Aktien eignen sich eindeutig für die Altersvorsorge

EDU_Icon_0002_ChartsDen deutschen Favoriten der Altersvorsorge ist eine schwache Rendite gemein: Die reale Verzinsung von Lebens- und Rentenversicherungen tendiert gegen null und die staatlich geförderten Produkte sind bislang vor allem durch hohe Verwaltungskosten und niedrige Erträge aufgefallen. Die gesetzliche Rente steht  aufgrund der demographischen Entwicklungen vor – um es positiv zu formulieren – großen Herausforderungen.

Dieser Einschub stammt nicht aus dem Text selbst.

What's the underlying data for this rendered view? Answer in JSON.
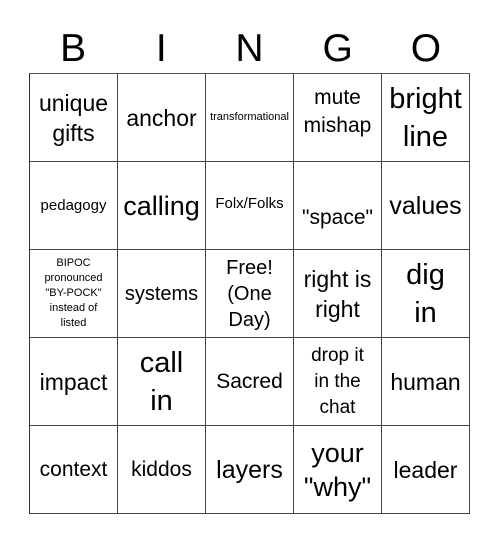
{
  "header": {
    "letters": [
      "B",
      "I",
      "N",
      "G",
      "O"
    ]
  },
  "card": {
    "rows": [
      [
        "unique\ngifts",
        "anchor",
        "transformational",
        "mute\nmishap",
        "bright\nline"
      ],
      [
        "pedagogy",
        "calling",
        "Folx/Folks",
        "\"space\"",
        "values"
      ],
      [
        "BIPOC\npronounced\n\"BY-POCK\"\ninstead of\nlisted",
        "systems",
        "Free!\n(One\nDay)",
        "right is\nright",
        "dig\nin"
      ],
      [
        "impact",
        "call\nin",
        "Sacred",
        "drop it\nin the\nchat",
        "human"
      ],
      [
        "context",
        "kiddos",
        "layers",
        "your\n\"why\"",
        "leader"
      ]
    ]
  },
  "colors": {
    "grid_line": "#444444",
    "text": "#000000",
    "background": "#ffffff"
  }
}
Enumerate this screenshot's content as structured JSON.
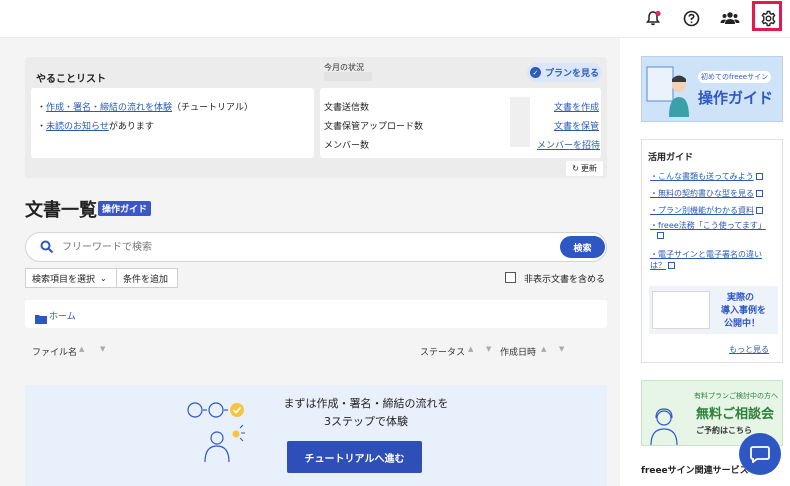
{
  "header": {
    "icons": [
      "bell-icon",
      "help-icon",
      "team-icon",
      "gear-icon"
    ]
  },
  "todo": {
    "title": "やることリスト",
    "items": [
      {
        "link": "作成・署名・締結の流れを体験",
        "rest": "（チュートリアル）"
      },
      {
        "link": "未読のお知らせ",
        "rest": "があります"
      }
    ]
  },
  "status": {
    "title": "今月の状況",
    "plan_label": "プランを見る",
    "rows": [
      {
        "label": "文書送信数",
        "action": "文書を作成"
      },
      {
        "label": "文書保管アップロード数",
        "action": "文書を保管"
      },
      {
        "label": "メンバー数",
        "action": "メンバーを招待"
      }
    ],
    "refresh_label": "更新"
  },
  "documents": {
    "title": "文書一覧",
    "guide_badge": "操作ガイド",
    "search_placeholder": "フリーワードで検索",
    "search_button": "検索",
    "select_filter_label": "検索項目を選択",
    "add_condition_label": "条件を追加",
    "hidden_checkbox_label": "非表示文書を含める",
    "breadcrumb_home": "ホーム",
    "columns": [
      "ファイル名",
      "ステータス",
      "作成日時"
    ]
  },
  "tutorial": {
    "line1": "まずは作成・署名・締結の流れを",
    "line2": "3ステップで体験",
    "button": "チュートリアルへ進む"
  },
  "sidebar": {
    "banner_small": "初めてのfreeeサイン",
    "banner_big": "操作ガイド",
    "guide_title": "活用ガイド",
    "guide_items": [
      "こんな書類も送ってみよう",
      "無料の契約書ひな型を見る",
      "プラン別機能がわかる資料",
      "freee法務「こう使ってます」",
      "電子サインと電子署名の違いは？"
    ],
    "case_lines": [
      "実際の",
      "導入事例を",
      "公開中！"
    ],
    "more_label": "もっと見る",
    "consult_small": "有料プランご検討中の方へ",
    "consult_big": "無料ご相談会",
    "consult_link": "ご予約はこちら",
    "related_title": "freeeサイン関連サービス"
  },
  "colors": {
    "accent": "#2f57c4",
    "highlight": "#e6194b",
    "notification_dot": "#e0245e"
  }
}
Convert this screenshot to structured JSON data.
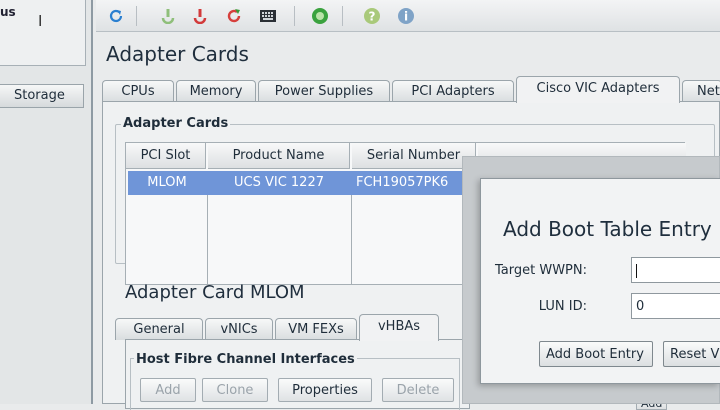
{
  "left": {
    "status_label": "us",
    "storage_tab": "Storage"
  },
  "toolbar": {
    "icons": [
      "refresh-icon",
      "power-on-icon",
      "power-off-icon",
      "reset-icon",
      "kvm-console-icon",
      "globe-icon",
      "help-icon",
      "info-icon"
    ]
  },
  "page": {
    "title": "Adapter Cards"
  },
  "tabs": [
    {
      "label": "CPUs"
    },
    {
      "label": "Memory"
    },
    {
      "label": "Power Supplies"
    },
    {
      "label": "PCI Adapters"
    },
    {
      "label": "Cisco VIC Adapters"
    },
    {
      "label": "Net"
    }
  ],
  "adapter_cards": {
    "group_label": "Adapter Cards",
    "columns": [
      "PCI Slot",
      "Product Name",
      "Serial Number"
    ],
    "rows": [
      {
        "pci_slot": "MLOM",
        "product_name": "UCS VIC 1227",
        "serial_number": "FCH19057PK6"
      }
    ]
  },
  "adapter_card": {
    "title": "Adapter Card MLOM",
    "subtabs": [
      {
        "label": "General"
      },
      {
        "label": "vNICs"
      },
      {
        "label": "VM FEXs"
      },
      {
        "label": "vHBAs"
      }
    ],
    "hfc_label": "Host Fibre Channel Interfaces",
    "buttons": {
      "add": "Add",
      "clone": "Clone",
      "properties": "Properties",
      "delete": "Delete"
    }
  },
  "dialog": {
    "title": "Add Boot Table Entry",
    "target_wwpn_label": "Target WWPN:",
    "target_wwpn_value": "",
    "lun_id_label": "LUN ID:",
    "lun_id_value": "0",
    "add_button": "Add Boot Entry",
    "reset_button": "Reset V"
  },
  "peek_buttons": {
    "add": "Add"
  },
  "colors": {
    "selection": "#6f95d8",
    "accent": "#1f2e3d"
  }
}
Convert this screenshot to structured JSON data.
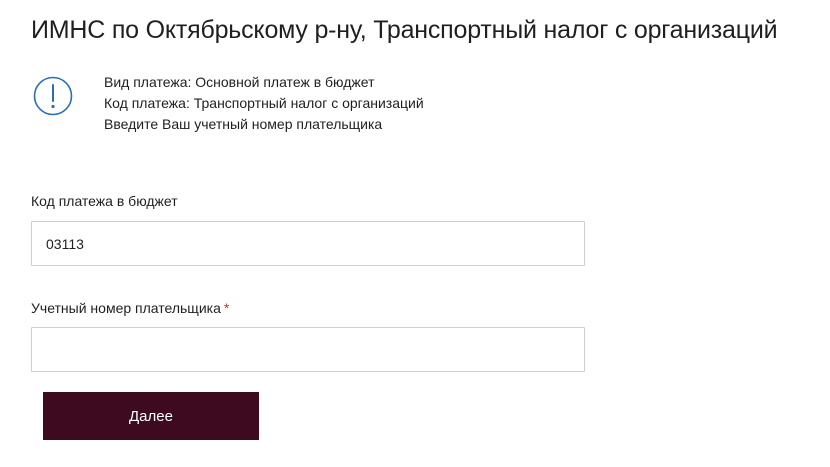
{
  "header": {
    "title": "ИМНС по Октябрьскому р-ну, Транспортный налог с организаций"
  },
  "info": {
    "icon": "exclamation-circle-icon",
    "lines": [
      "Вид платежа: Основной платеж в бюджет",
      "Код платежа: Транспортный налог с организаций",
      "Введите Ваш учетный номер плательщика"
    ]
  },
  "form": {
    "payment_code": {
      "label": "Код платежа в бюджет",
      "value": "03113"
    },
    "taxpayer_number": {
      "label": "Учетный номер плательщика",
      "required_mark": "*",
      "value": ""
    },
    "submit_label": "Далее"
  },
  "colors": {
    "accent": "#3d0a1f",
    "icon": "#2a6fb5",
    "required": "#c0392b"
  }
}
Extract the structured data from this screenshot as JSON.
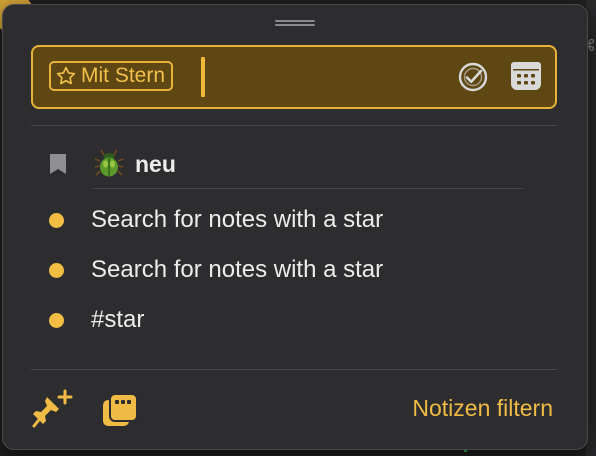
{
  "search": {
    "token_label": "Mit Stern",
    "token_icon": "star-outline-icon",
    "value": "",
    "actions": [
      "check-circle-icon",
      "calendar-icon"
    ],
    "accent_color": "#e8b23a"
  },
  "group": {
    "icon": "bookmark-icon",
    "emoji_icon": "beetle-icon",
    "label": "neu"
  },
  "results": [
    {
      "label": "Search for notes with a star",
      "dot_color": "#f2bd42"
    },
    {
      "label": "Search for notes with a star",
      "dot_color": "#f2bd42"
    },
    {
      "label": "#star",
      "dot_color": "#f2bd42"
    }
  ],
  "footer": {
    "pin_icon": "pin-add-icon",
    "copy_icon": "stack-copy-icon",
    "filter_label": "Notizen filtern"
  }
}
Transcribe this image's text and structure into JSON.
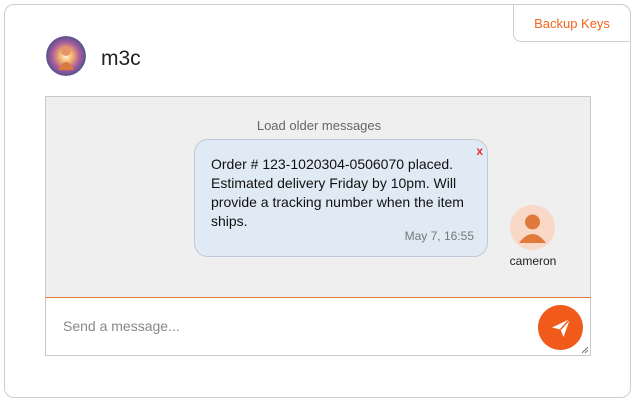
{
  "header": {
    "backup_keys_label": "Backup Keys",
    "contact_name": "m3c",
    "contact_avatar_icon": "contact-avatar-icon"
  },
  "chat": {
    "load_older_label": "Load older messages",
    "messages": [
      {
        "text": "Order # 123-1020304-0506070 placed. Estimated delivery Friday by 10pm. Will provide a tracking number when the item ships.",
        "timestamp": "May 7, 16:55",
        "sender": "cameron",
        "close_label": "x"
      }
    ]
  },
  "composer": {
    "placeholder": "Send a message...",
    "send_icon": "send-icon"
  },
  "colors": {
    "accent": "#f05a1a",
    "bubble_bg": "#dfeaf5",
    "chat_bg": "#efefef"
  }
}
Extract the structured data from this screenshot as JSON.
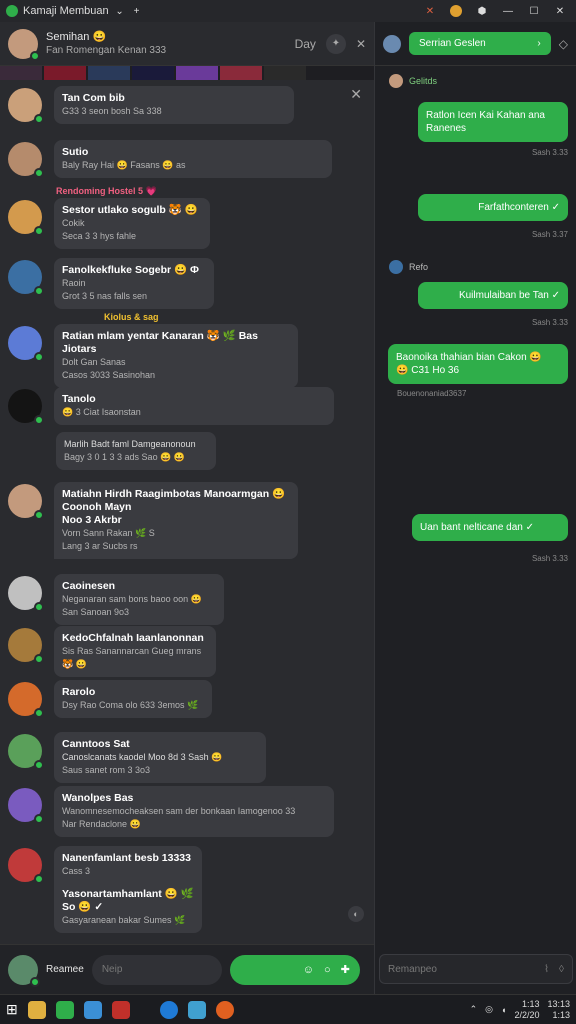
{
  "titlebar": {
    "title": "Kamaji Membuan"
  },
  "left_header": {
    "name": "Semihan 😀",
    "status": "Fan Romengan Kenan 333",
    "day_label": "Day"
  },
  "chats": [
    {
      "name": "Tan Com bib",
      "meta": "G33 3 seon bosh Sa 338",
      "avatar_color": "#caa07a"
    },
    {
      "name": "Sutio",
      "meta": "Baly  Ray Hai 😀 Fasans 😀 as",
      "avatar_color": "#b58b6c"
    },
    {
      "label": "Rendoming Hostel 5 💗"
    },
    {
      "name": "Sestor utlako sogulb 🐯 😀",
      "meta": "Cokik",
      "meta2": "Seca 3 3 hys fahle",
      "avatar_color": "#d39a4d"
    },
    {
      "name": "Fanolkekfluke Sogebr 😀 Ф",
      "meta": "Raoin",
      "meta2": "Grot 3 5 nas falls sen",
      "avatar_color": "#3b6fa3"
    },
    {
      "label": "Kiolus & sag"
    },
    {
      "name": "Ratian mlam yentar Kanaran 🐯 🌿 Bas Jiotars",
      "meta": "Dolt Gan Sanas",
      "meta2": "Casos 3033 Sasinohan",
      "avatar_color": "#5c7bd6"
    },
    {
      "name": "Tanolo",
      "meta": "😀 3 Ciat Isaonstan",
      "avatar_color": "#141414"
    },
    {
      "name": "Marlih Badt faml Damgeanonoun",
      "meta": "Bagy 3 0 1 3 3 ads Sao 😀 😀"
    },
    {
      "name": "Matiahn Hirdh Raagimbotas Manoarmgan 😀",
      "meta": "Coonoh Mayn",
      "meta2": "Noo 3 Akrbr",
      "meta3": "Vorn Sann Rakan 🌿 S",
      "meta4": "Lang 3 ar Sucbs rs",
      "avatar_color": "#c39a7d"
    },
    {
      "name": "Caoinesen",
      "meta": "Neganaran sam bons baoo oon 😀",
      "meta2": "San Sanoan 9o3",
      "avatar_color": "#c0c0c0"
    },
    {
      "name": "KedoChfalnah Iaanlanonnan",
      "meta": "Sis Ras Sanannarcan Gueg mrans 🐯 😀",
      "avatar_color": "#a57a3b"
    },
    {
      "name": "Rarolo",
      "meta": "Dsy  Rao  Coma olo 633 3emos 🌿",
      "avatar_color": "#d46a2b"
    },
    {
      "name": "Canntoos Sat",
      "meta": "Canoslcanats kaodel Moo 8d 3 Sash 😀",
      "meta2": "Saus sanet rom 3 3o3",
      "avatar_color": "#5aa05a"
    },
    {
      "name": "Wanolpes Bas",
      "meta": "Wanomnesemocheaksen sam der bonkaan Iamogenoo 33",
      "meta2": "Nar Rendaclone 😀",
      "avatar_color": "#7a5bbf"
    },
    {
      "name": "Nanenfamlant besb 13333",
      "meta": "Cass 3",
      "meta2": "Yasonartamhamlant 😀 🌿 So 😀 ✓",
      "meta3": "Gasyaranean bakar Sumes 🌿",
      "avatar_color": "#c03a3a"
    }
  ],
  "left_footer": {
    "user": "Reamee",
    "placeholder": "Neip"
  },
  "right_header": {
    "button_label": "Serrian Geslen"
  },
  "right_messages": [
    {
      "text": "Ratlon Icen Kai Kahan ana Ranenes",
      "time": "Sash 3.33"
    },
    {
      "text": "Farfathconteren ✓",
      "time": "Sash 3.37"
    },
    {
      "sender": "Refo"
    },
    {
      "text": "Kuilmulaiban be Tan ✓",
      "time": "Sash 3.33"
    },
    {
      "text": "Baonoika thahian bian Cakon 😀",
      "sub": "😀 C31 Ho 36",
      "time": "Bouenonaniad3637",
      "left": true
    },
    {
      "text": "Uan bant nelticane dan ✓",
      "time": "Sash 3.33"
    }
  ],
  "right_sender_top": "Gelitds",
  "right_footer": {
    "placeholder": "Remanpeo"
  },
  "taskbar": {
    "time": "1:13",
    "date": "2/2/20",
    "time2": "13:13",
    "date2": "1:13"
  }
}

Aktien können ein Ausweg aus dem Dilemma sein: Sie bieten attraktive Ertragschancen, einen Schutz gegen Inflation, sind ausgesprochen kostengünstig und dürften diese Eigenschaften in einer vernetzten und globalen Weltwirtschaft auch nicht infolge der demographischen Entwicklungen in Deutschland einbüßen. Wenn sich Aktien grundsätzlich für die Altersvorsorge eignen braucht es nur noch zwei Dinge: Erstens eine optimale Strategie und zweitens ein Konzept zur Absicherung der Kursrisiken für die Jahre vor dem Renteneintritt.

Aktienstrategien für die Altersvorsorge

Führe Dir vor Augen, welche Voraussetzungen eine Aktienstrategie erfüllen muss, damit sie sich für die private Altersvorsorge eignet.

  • Die Strategie muss sich mit überschaubaren Transaktionskosten umsetzen lassen
  • Das Risiko muss gut gestreut sein
  • Im Idealfall besteht die Möglichkeit einer temporären Absicherung zu niedrigen Kosten
  • Die Strategie muss erwartungsgemäß höhere Erträge bieten als ein Gesamtmarkt-ETF
  • In den Jahren vor dem Renteneintritt muss das Risiko reduziert werden können

Dividendenstrategie

EDU_Icon_0012_AktienDie meisten Anlagestrategien basieren auf einer oder mehreren Fundamentalkennzahlen. Sehr bekannt ist u.a. die Dividendenstrategie. Dabei werden einmal pro Jahr die Aktien mit der höchsten Dividendenrendite ausgewählt und das Gesamtkapital auf diese Aktien verteilt. Im Folgejahr wird die Dividendenrendite erneut geprüft  – die im Portfolio befindlichen Aktien mit der niedrigsten Dividende werden gegen andere Aktien mit höherer Dividendenrendite ausgetauscht.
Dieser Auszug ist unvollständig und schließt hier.